The biology and natural history of prostate cancer is not completely understood. Rigorous evaluation of any prostate cancer screening modality is desirable because the natural history of the disease is variable, and appropriate treatment is not clearly defined. Although the prevalence of prostate cancer and preneoplastic lesions found at autopsy steadily increases for each decade of age, most of these lesions remain clinically undetected.
There is an association between primary tumor volume and local extent of disease, progression, and survival. A review of a large number of prostate cancers in radical prostatectomy, cystectomy, and autopsy specimens showed that capsular penetration, seminal vesicle invasion, and lymph node metastases were usually found only with tumors larger than 1.4 cc.

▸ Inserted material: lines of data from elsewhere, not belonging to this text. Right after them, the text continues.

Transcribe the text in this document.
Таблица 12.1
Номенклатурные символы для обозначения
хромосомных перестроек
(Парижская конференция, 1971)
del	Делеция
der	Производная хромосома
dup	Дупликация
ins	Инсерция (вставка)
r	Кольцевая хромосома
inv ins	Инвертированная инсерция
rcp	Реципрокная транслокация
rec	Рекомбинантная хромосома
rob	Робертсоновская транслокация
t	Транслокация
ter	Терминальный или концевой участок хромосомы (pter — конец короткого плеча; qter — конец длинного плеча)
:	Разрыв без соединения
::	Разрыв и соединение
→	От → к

Furthermore, the semiquantitative histopathologic grading scheme proposed by Gleason is reasonably reproducible among pathologists and correlates with the incidence of nodal metastases and with patient survival in a number of reported studies.
Cancer statistics from the American Cancer Society and the National Cancer Institute indicated that between 2002 and 2008, the proportion of disease diagnosed at a locoregional stage and at a distant stage was 93% and 4% for whites, compared with 91% and 6% for African Americans, respectively. Stage distribution of prostate cancer is affected substantially by the intensity of early detection efforts.

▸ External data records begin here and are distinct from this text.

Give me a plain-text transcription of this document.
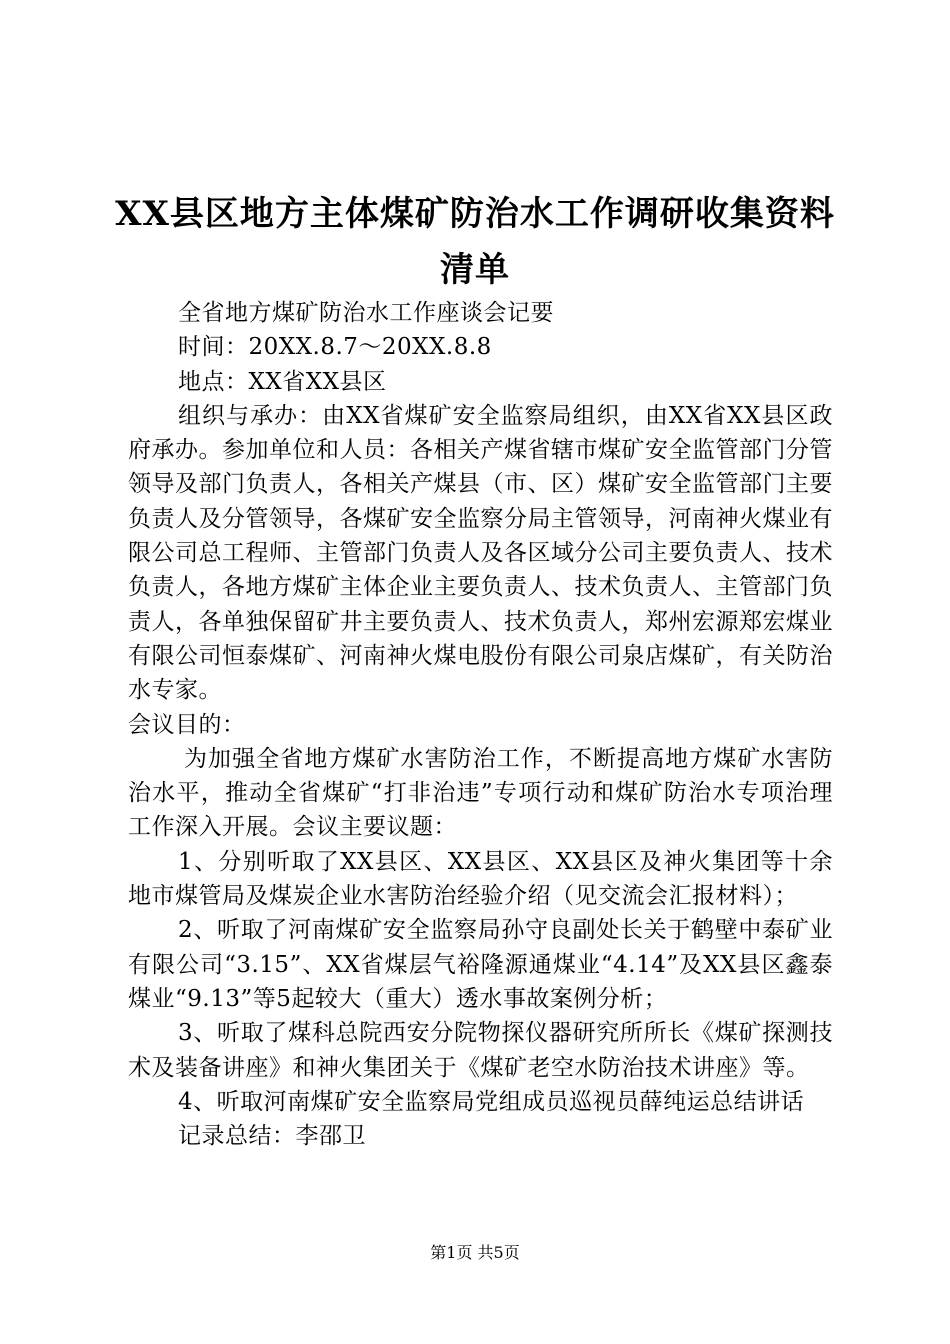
XX县区地方主体煤矿防治水工作调研收集资料清单

全省地方煤矿防治水工作座谈会记要

时间：20XX.8.7～20XX.8.8

地点：XX省XX县区

组织与承办：由XX省煤矿安全监察局组织，由XX省XX县区政府承办。参加单位和人员：各相关产煤省辖市煤矿安全监管部门分管领导及部门负责人，各相关产煤县（市、区）煤矿安全监管部门主要负责人及分管领导，各煤矿安全监察分局主管领导，河南神火煤业有限公司总工程师、主管部门负责人及各区域分公司主要负责人、技术负责人，各地方煤矿主体企业主要负责人、技术负责人、主管部门负责人，各单独保留矿井主要负责人、技术负责人，郑州宏源郑宏煤业有限公司恒泰煤矿、河南神火煤电股份有限公司泉店煤矿，有关防治水专家。

会议目的：

为加强全省地方煤矿水害防治工作，不断提高地方煤矿水害防治水平，推动全省煤矿“打非治违”专项行动和煤矿防治水专项治理工作深入开展。会议主要议题：

1、分别听取了XX县区、XX县区、XX县区及神火集团等十余地市煤管局及煤炭企业水害防治经验介绍（见交流会汇报材料）；

2、听取了河南煤矿安全监察局孙守良副处长关于鹤壁中泰矿业有限公司“3.15”、XX省煤层气裕隆源通煤业“4.14”及XX县区鑫泰煤业“9.13”等5起较大（重大）透水事故案例分析；

3、听取了煤科总院西安分院物探仪器研究所所长《煤矿探测技术及装备讲座》和神火集团关于《煤矿老空水防治技术讲座》等。

4、听取河南煤矿安全监察局党组成员巡视员薛纯运总结讲话

记录总结：李邵卫

第1页 共5页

Pathologic stage does not always reflect clinical stage and upstaging (owing either to extracapsular extension, positive margins, seminal vesicle invasion, or lymph node involvement) occurs frequently. Of the prostate cancers detected by digital rectal exam (DRE) in the pre-PSA era, 67% to 88% were at a clinically localized stage (T1–2, NX, M0 [T = tumor size, N = lymph node involvement, and M = metastasis]).[32,33] However, in one of those series of 2,002 patients undergoing annual screening DRE, only one-third of men proved to have pathologically organ-confined disease.
With the proliferation of PSA for early detection, reviews of large numbers of asymptomatic men with prostate cancer found that most have organ-confined disease. One study found that 63% of cancers detected in men undergoing their first screening PSA were pathologically organ-confined cancers; the percentage increased to 71% if cancer was detected on a subsequent examination. In a series of 2,999 men undergoing screening with PSA, DRE, and transrectal ultrasound, 62% of the tumors detected were reported to be pathologically organ-confined. While the proportion of node-positive cancers in the pre-PSA era were in the range of 25% for patients with ostensibly localized disease, current series report proportions as low as 3%. Stage T1c tumors detected by serial PSA and removed by radical prostatectomy are organ-confined in 79% of cases.

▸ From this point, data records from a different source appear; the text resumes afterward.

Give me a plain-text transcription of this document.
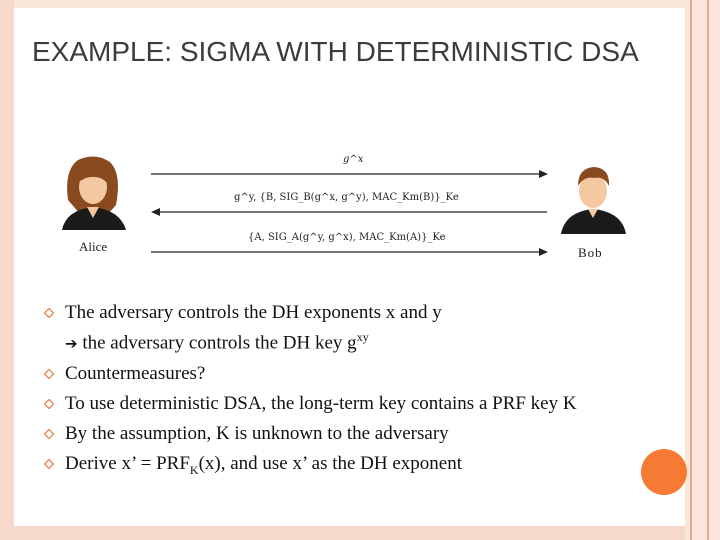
EXAMPLE: SIGMA WITH DETERMINISTIC DSA
Alice	Bob
g^x
g^y, {B, SIG_B(g^x, g^y), MAC_Km(B)}_Ke
{A, SIG_A(g^y, g^x), MAC_Km(A)}_Ke
The adversary controls the DH exponents x and y
➔ the adversary controls the DH key $g^{xy}$
Countermeasures?
To use deterministic DSA, the long-term key contains a PRF key K
By the assumption, K is unknown to the adversary
Derive x’ = $PRF_K(x)$, and use x’ as the DH exponent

Survival rates for prostate cancer have improved from 1974 to the present. Lead-time and length-bias effects of early detection and the possible influence of stage migration must also be considered when trends in survival data are interpreted. Reported survival rates may also vary, depending on whether the analytical methods reflect crude disease-specific rates (absolute disease-specific survival) or take into account competing risks for the given age group (relative disease-specific survival).